An diesen Topos scheint die Gegenwartskunst jedoch nicht mehr glauben zu können. Die Kindheit und Jugend als emanzipativ-kulturelles Leitmotiv und als paradiesischer Zustand der Unschuld und Ursprünglichkeit erscheint heute als reine Fiktion. Ebenso will niemand mehr an die Jugend als Hoffnungsträger einer besseren Zukunft glauben. So zeigt zwar auch die zeitgenössische Kunst kindliche Welten und thematisiert die Jugend als Sujet. Jedoch erzählen aktuelle Werke nicht nur von der unbeschwerten Verspieltheit der Kindheit, sondern auch von Angst, Machtlosigkeit und Entmündigung, von Einsamkeit, Orientierungslosigkeit und Isolation. Fragen jugendlicher Identitätssuche werden ebenso visualisiert wie gegenwärtige Körper- und Geschlechterinszenierungen. "Forever Young" thematisiert auch die charakteristischen Handlungsorte: das Jugendzimmer, den Spielplatz und das Klassenzimmer. Und dann lassen sich vielfach die (kollektiven) Helden der Jugend blicken, die in der Gegenwartskunst sehr präsent erscheinen: Eine Zeichnungsserie von Juan Pérez Agirregoikoa zeigt die Superhelden Batman und Superman in einem selbstironischen, unterschwellig homoerotischen "Ballett" und Claus Richter entwickelt einen Raum für Peter Pan: eine Hommage an den Jungen, der als einziges Kind niemals erwachsen werden wird.

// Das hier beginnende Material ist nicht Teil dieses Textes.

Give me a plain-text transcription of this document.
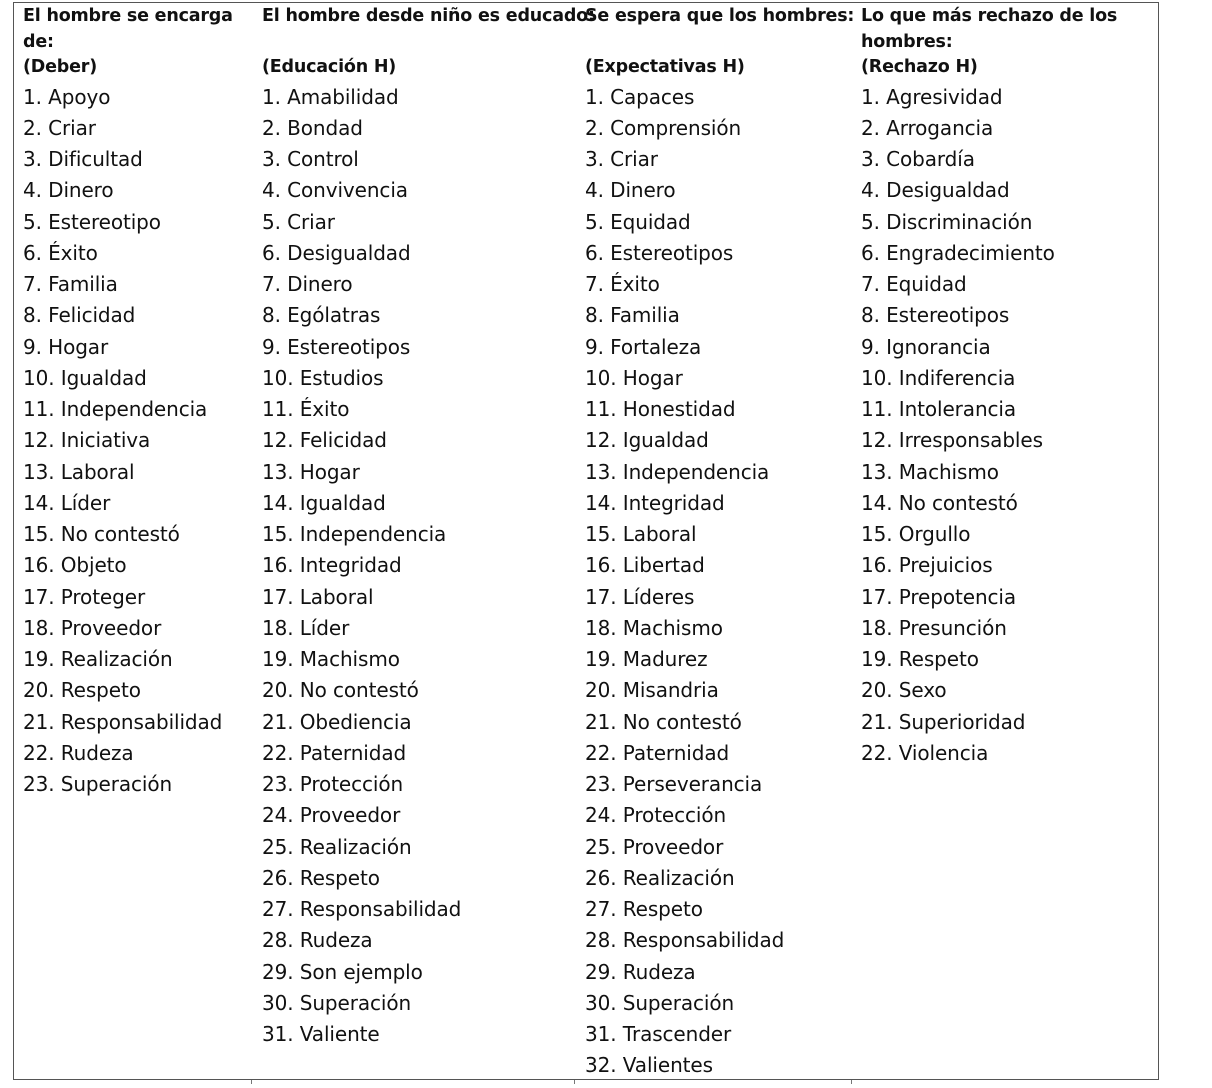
El hombre se encarga
de:
(Deber)
1. Apoyo
2. Criar
3. Dificultad
4. Dinero
5. Estereotipo
6. Éxito
7. Familia
8. Felicidad
9. Hogar
10. Igualdad
11. Independencia
12. Iniciativa
13. Laboral
14. Líder
15. No contestó
16. Objeto
17. Proteger
18. Proveedor
19. Realización
20. Respeto
21. Responsabilidad
22. Rudeza
23. Superación
El hombre desde niño es educado:
(Educación H)
1. Amabilidad
2. Bondad
3. Control
4. Convivencia
5. Criar
6. Desigualdad
7. Dinero
8. Ególatras
9. Estereotipos
10. Estudios
11. Éxito
12. Felicidad
13. Hogar
14. Igualdad
15. Independencia
16. Integridad
17. Laboral
18. Líder
19. Machismo
20. No contestó
21. Obediencia
22. Paternidad
23. Protección
24. Proveedor
25. Realización
26. Respeto
27. Responsabilidad
28. Rudeza
29. Son ejemplo
30. Superación
31. Valiente
Se espera que los hombres:
(Expectativas H)
1. Capaces
2. Comprensión
3. Criar
4. Dinero
5. Equidad
6. Estereotipos
7. Éxito
8. Familia
9. Fortaleza
10. Hogar
11. Honestidad
12. Igualdad
13. Independencia
14. Integridad
15. Laboral
16. Libertad
17. Líderes
18. Machismo
19. Madurez
20. Misandria
21. No contestó
22. Paternidad
23. Perseverancia
24. Protección
25. Proveedor
26. Realización
27. Respeto
28. Responsabilidad
29. Rudeza
30. Superación
31. Trascender
32. Valientes
Lo que más rechazo de los
hombres:
(Rechazo H)
1. Agresividad
2. Arrogancia
3. Cobardía
4. Desigualdad
5. Discriminación
6. Engradecimiento
7. Equidad
8. Estereotipos
9. Ignorancia
10. Indiferencia
11. Intolerancia
12. Irresponsables
13. Machismo
14. No contestó
15. Orgullo
16. Prejuicios
17. Prepotencia
18. Presunción
19. Respeto
20. Sexo
21. Superioridad
22. Violencia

Die internationale Gruppenausstellung "Forever Young" zeigt einen konzentrierten Blick auf den Mythos der Jugend, der gerade heute hochaktuell wie spannungsvoll erscheint. Schließlich leben wir in einer Gesellschaft, in der die Bewahrung der Jugend als hohes Ziel propagiert wird und das Alter vielfach als Makel erscheint. Zwar war auch bereits für Oscar Wildes Dorian Gray ein altersloses Leben ohne Verantwortung erstrebenswert, jedoch erscheint dieser Wunsch heute omnipräsent, und Kosmetikindustrie, Fitnessstudios wie Schönheitschirurgie versprechen konkrete Möglichkeiten anhaltender Jugend und Aktivität. Hinzu kommen psychologische Komponenten und die Beobachtung, dass sich eine ganze Generation dem Erwachsenwerden zu verweigern scheint. Eine Vielzahl von Büchern beschäftigt sich aktuell mit dieser Generation der "Thirty-Somethings", die nur ungern Verantwortung übernimmt oder sich verbindlich festlegt. Und was ist Facebook anderes, als ein virtueller Spielplatz für Erwachsene, auf dem man 24 Stunden am Tag seine Freunde treffen kann?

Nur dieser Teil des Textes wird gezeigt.